Your reading response should answer the following questions:

-       What is the author’s main argument? Do not offer a step-by-step review of the article, but rather a summary of the main argument(s). What were the most crucial points in the reading? Try to answer this question in no more than a few sentences.

-       Which of the author’s main arguments did you find most convincing? Why? Please be very specific about why you found a certain argument convincing. Think about the author as a lawyer in a court room, trying to convince you, the jury, of his/her point. What steps did s/he take that really worked?

-       Which parts of the reading did you find the least convincing/most problematic? Why? Again, be very specific about what made certain parts of the article seem weaker than the rest.
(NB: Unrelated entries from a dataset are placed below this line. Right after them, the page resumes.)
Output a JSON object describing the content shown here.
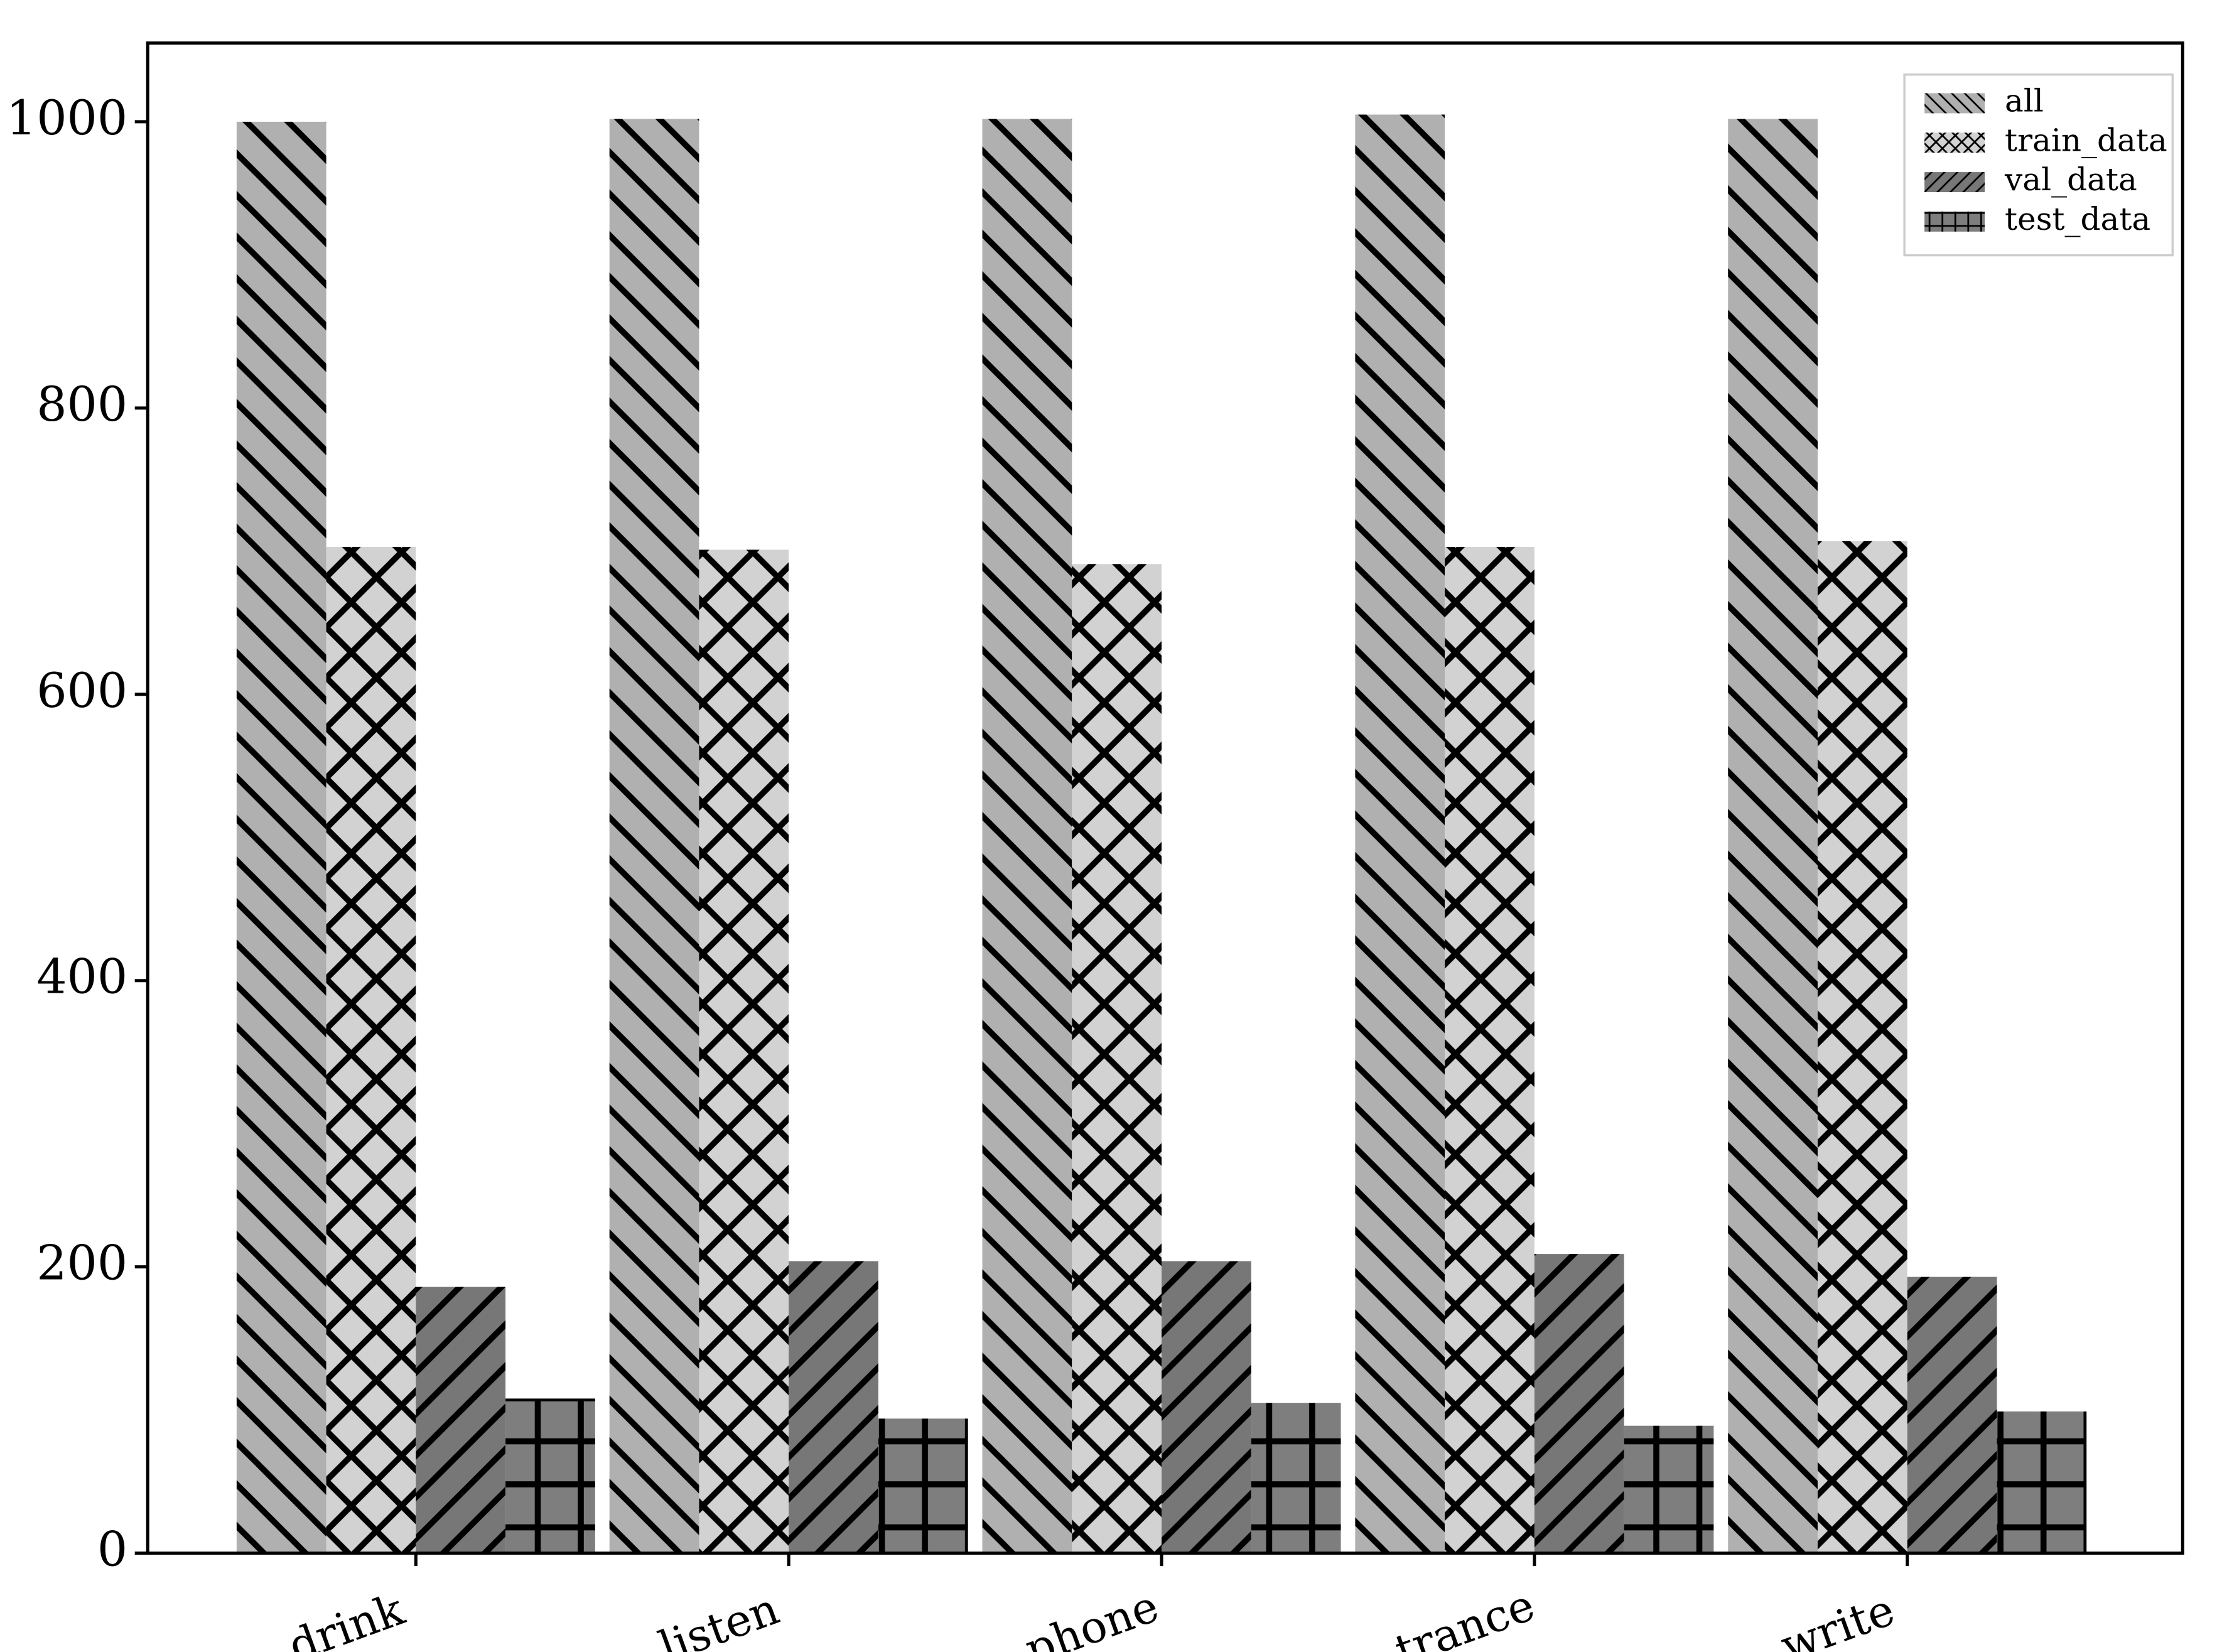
{
  "chart_data": {
    "type": "bar",
    "categories": [
      "drink",
      "listen",
      "phone",
      "trance",
      "write"
    ],
    "series": [
      {
        "name": "all",
        "color": "#b0b0b0",
        "hatch": "\\",
        "values": [
          1000,
          1002,
          1002,
          1005,
          1002
        ]
      },
      {
        "name": "train_data",
        "color": "#d2d2d2",
        "hatch": "x",
        "values": [
          703,
          701,
          691,
          703,
          707
        ]
      },
      {
        "name": "val_data",
        "color": "#777777",
        "hatch": "/",
        "values": [
          186,
          204,
          204,
          209,
          193
        ]
      },
      {
        "name": "test_data",
        "color": "#7e7e7e",
        "hatch": "+",
        "values": [
          108,
          94,
          105,
          89,
          99
        ]
      }
    ],
    "ylim": [
      0,
      1055
    ],
    "yticks": [
      0,
      200,
      400,
      600,
      800,
      1000
    ],
    "legend": "upper right"
  }
}
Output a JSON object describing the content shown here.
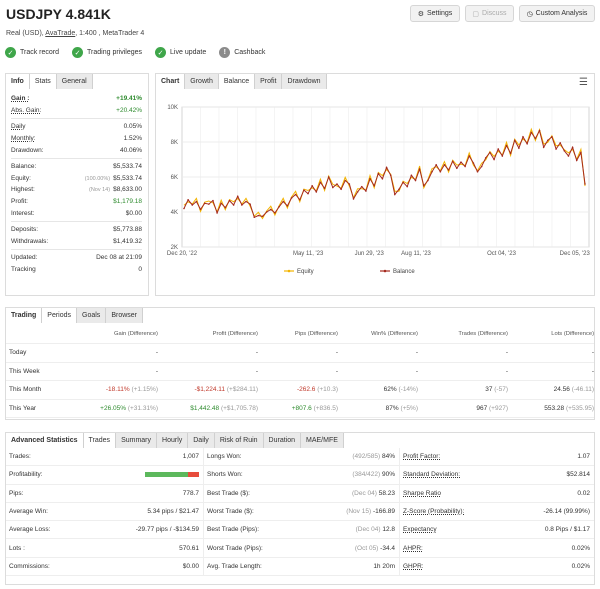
{
  "header": {
    "title": "USDJPY 4.841K",
    "account_type": "Real (USD),",
    "broker": "AvaTrade",
    "leverage_platform": ", 1:400 , MetaTrader 4"
  },
  "top_buttons": {
    "settings": "Settings",
    "discuss": "Discuss",
    "custom_analysis": "Custom Analysis"
  },
  "badges": [
    {
      "label": "Track record",
      "status": "ok"
    },
    {
      "label": "Trading privileges",
      "status": "ok"
    },
    {
      "label": "Live update",
      "status": "ok"
    },
    {
      "label": "Cashback",
      "status": "neutral"
    }
  ],
  "info": {
    "tabs": [
      "Info",
      "Stats",
      "General"
    ],
    "rows": [
      {
        "label": "Gain :",
        "value": "+19.41%"
      },
      {
        "label": "Abs. Gain:",
        "value": "+20.42%"
      },
      {
        "label": "Daily",
        "value": "0.05%"
      },
      {
        "label": "Monthly:",
        "value": "1.52%"
      },
      {
        "label": "Drawdown:",
        "value": "40.06%"
      },
      {
        "label": "Balance:",
        "value": "$5,533.74"
      },
      {
        "label": "Equity:",
        "note": "(100.00%)",
        "value": "$5,533.74"
      },
      {
        "label": "Highest:",
        "note": "(Nov 14)",
        "value": "$8,633.00"
      },
      {
        "label": "Profit:",
        "value": "$1,179.18"
      },
      {
        "label": "Interest:",
        "value": "$0.00"
      },
      {
        "label": "Deposits:",
        "value": "$5,773.88"
      },
      {
        "label": "Withdrawals:",
        "value": "$1,419.32"
      },
      {
        "label": "Updated:",
        "value": "Dec 08 at 21:09"
      },
      {
        "label": "Tracking",
        "value": "0"
      }
    ]
  },
  "chart_panel": {
    "tabs": [
      "Chart",
      "Growth",
      "Balance",
      "Profit",
      "Drawdown"
    ]
  },
  "chart_data": {
    "type": "line",
    "x_ticks": [
      "Dec 20, '22",
      "May 11, '23",
      "Jun 29, '23",
      "Aug 11, '23",
      "Oct 04, '23",
      "Dec 05, '23"
    ],
    "y_ticks": [
      "10K",
      "8K",
      "6K",
      "4K",
      "2K"
    ],
    "ylim": [
      2000,
      10000
    ],
    "legend": [
      "Equity",
      "Balance"
    ],
    "legend_position": "bottom",
    "colors": {
      "equity": "#f3b400",
      "balance": "#a52a1e"
    },
    "series": [
      {
        "name": "Balance",
        "values": [
          4200,
          4700,
          4400,
          4600,
          4150,
          4500,
          4450,
          4650,
          3950,
          4500,
          4250,
          4650,
          4400,
          4900,
          4400,
          4600,
          4450,
          3700,
          3800,
          3750,
          4000,
          4150,
          3950,
          4300,
          4600,
          4350,
          4800,
          5000,
          4700,
          5250,
          5050,
          5500,
          5150,
          5700,
          5350,
          6000,
          5400,
          5600,
          5300,
          5800,
          5600,
          4750,
          5150,
          5450,
          5200,
          5900,
          5500,
          6200,
          5900,
          6550,
          6100,
          5000,
          5300,
          5700,
          5450,
          6100,
          5800,
          6450,
          5500,
          5800,
          6300,
          6700,
          6300,
          6700,
          6400,
          6900,
          6500,
          6850,
          6600,
          7200,
          6800,
          6300,
          6600,
          7100,
          7400,
          7000,
          7600,
          7200,
          7800,
          7350,
          8100,
          7650,
          8300,
          7900,
          8550,
          8200,
          8650,
          7700,
          8100,
          8300,
          7600,
          7950,
          7500,
          7200,
          7700,
          6950,
          7400,
          5600
        ]
      }
    ]
  },
  "trading": {
    "tabs": [
      "Trading",
      "Periods",
      "Goals",
      "Browser"
    ],
    "headers": [
      "Gain (Difference)",
      "Profit (Difference)",
      "Pips (Difference)",
      "Win% (Difference)",
      "Trades (Difference)",
      "Lots (Difference)"
    ],
    "rows": [
      {
        "label": "Today",
        "gain": "-",
        "gain_d": "",
        "profit": "-",
        "profit_d": "",
        "pips": "-",
        "pips_d": "",
        "win": "-",
        "win_d": "",
        "trades": "-",
        "trades_d": "",
        "lots": "-",
        "lots_d": ""
      },
      {
        "label": "This Week",
        "gain": "-",
        "gain_d": "",
        "profit": "-",
        "profit_d": "",
        "pips": "-",
        "pips_d": "",
        "win": "-",
        "win_d": "",
        "trades": "-",
        "trades_d": "",
        "lots": "-",
        "lots_d": ""
      },
      {
        "label": "This Month",
        "gain": "-18.11%",
        "gain_d": "(+1.15%)",
        "profit": "-$1,224.11",
        "profit_d": "(+$284.11)",
        "pips": "-262.6",
        "pips_d": "(+10.3)",
        "win": "62%",
        "win_d": "(-14%)",
        "trades": "37",
        "trades_d": "(-57)",
        "lots": "24.56",
        "lots_d": "(-46.11)"
      },
      {
        "label": "This Year",
        "gain": "+26.05%",
        "gain_d": "(+31.31%)",
        "profit": "$1,442.48",
        "profit_d": "(+$1,705.78)",
        "pips": "+807.6",
        "pips_d": "(+836.5)",
        "win": "87%",
        "win_d": "(+5%)",
        "trades": "967",
        "trades_d": "(+927)",
        "lots": "553.28",
        "lots_d": "(+535.95)"
      }
    ]
  },
  "advanced": {
    "tabs": [
      "Advanced Statistics",
      "Trades",
      "Summary",
      "Hourly",
      "Daily",
      "Risk of Ruin",
      "Duration",
      "MAE/MFE"
    ],
    "profitability_win_ratio": 0.8,
    "rows": [
      {
        "l1": "Trades:",
        "v1": "1,007",
        "l2": "Longs Won:",
        "n2": "(492/585)",
        "v2": "84%",
        "l3": "Profit Factor:",
        "v3": "1.07"
      },
      {
        "l1": "Profitability:",
        "v1": "",
        "l2": "Shorts Won:",
        "n2": "(384/422)",
        "v2": "90%",
        "l3": "Standard Deviation:",
        "v3": "$52.814"
      },
      {
        "l1": "Pips:",
        "v1": "778.7",
        "l2": "Best Trade ($):",
        "n2": "(Dec 04)",
        "v2": "58.23",
        "l3": "Sharpe Ratio",
        "v3": "0.02"
      },
      {
        "l1": "Average Win:",
        "v1": "5.34 pips / $21.47",
        "l2": "Worst Trade ($):",
        "n2": "(Nov 15)",
        "v2": "-166.89",
        "l3": "Z-Score (Probability):",
        "v3": "-26.14 (99.99%)"
      },
      {
        "l1": "Average Loss:",
        "v1": "-29.77 pips / -$134.59",
        "l2": "Best Trade (Pips):",
        "n2": "(Dec 04)",
        "v2": "12.8",
        "l3": "Expectancy",
        "v3": "0.8 Pips / $1.17"
      },
      {
        "l1": "Lots :",
        "v1": "570.61",
        "l2": "Worst Trade (Pips):",
        "n2": "(Oct 05)",
        "v2": "-34.4",
        "l3": "AHPR:",
        "v3": "0.02%"
      },
      {
        "l1": "Commissions:",
        "v1": "$0.00",
        "l2": "Avg. Trade Length:",
        "n2": "",
        "v2": "1h 20m",
        "l3": "GHPR:",
        "v3": "0.02%"
      }
    ]
  }
}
Writing that you found a paragraph boring is not a sufficient criticism! Make your critique substantive; it should address specific ways that the author used evidence and argumentation (or failed to use evidence and argumentation) to convince you.

-       When a primary source is assigned, explain how this primary source enriches (or challenges, or complicates) your understanding of the scholarly reading. What can the primary source tell you about the common theme the other readings address?

-       What is one question about an object or theme we discussed in class that this reading raised for you? This could be a question that you would like to ask the author, your professor, a curator, or even your classmates. This question provides a way for you to think about a possible avenue of further discussion that the reading has raised.

A reading response that earns an “A” will answer all the above questions. It will also use specific examples from the reading to support your analysis. Finally, it will be concise, to the point, and synthesize the reading in your own worlds. Please do not use direct quotations from the reading; I want to hear your voice. Each reading response should not exceed one page; the goal is for you to be as clear and concise as possible. Part of the goal of these reading responses is to encourage you to express your ideas succinctly, in concise prose. The responses must be typed in double-spaced 12-point Times New Roman font with one-inch margins. Your name and the title and author of the reading should be included in a header in the margin (this will also give you extra space on your one page). Please refer to the notes on good writing and plagiarism in the syllabus. Grammar, syntax, spelling, organization, and clarity of thought count for these assignments.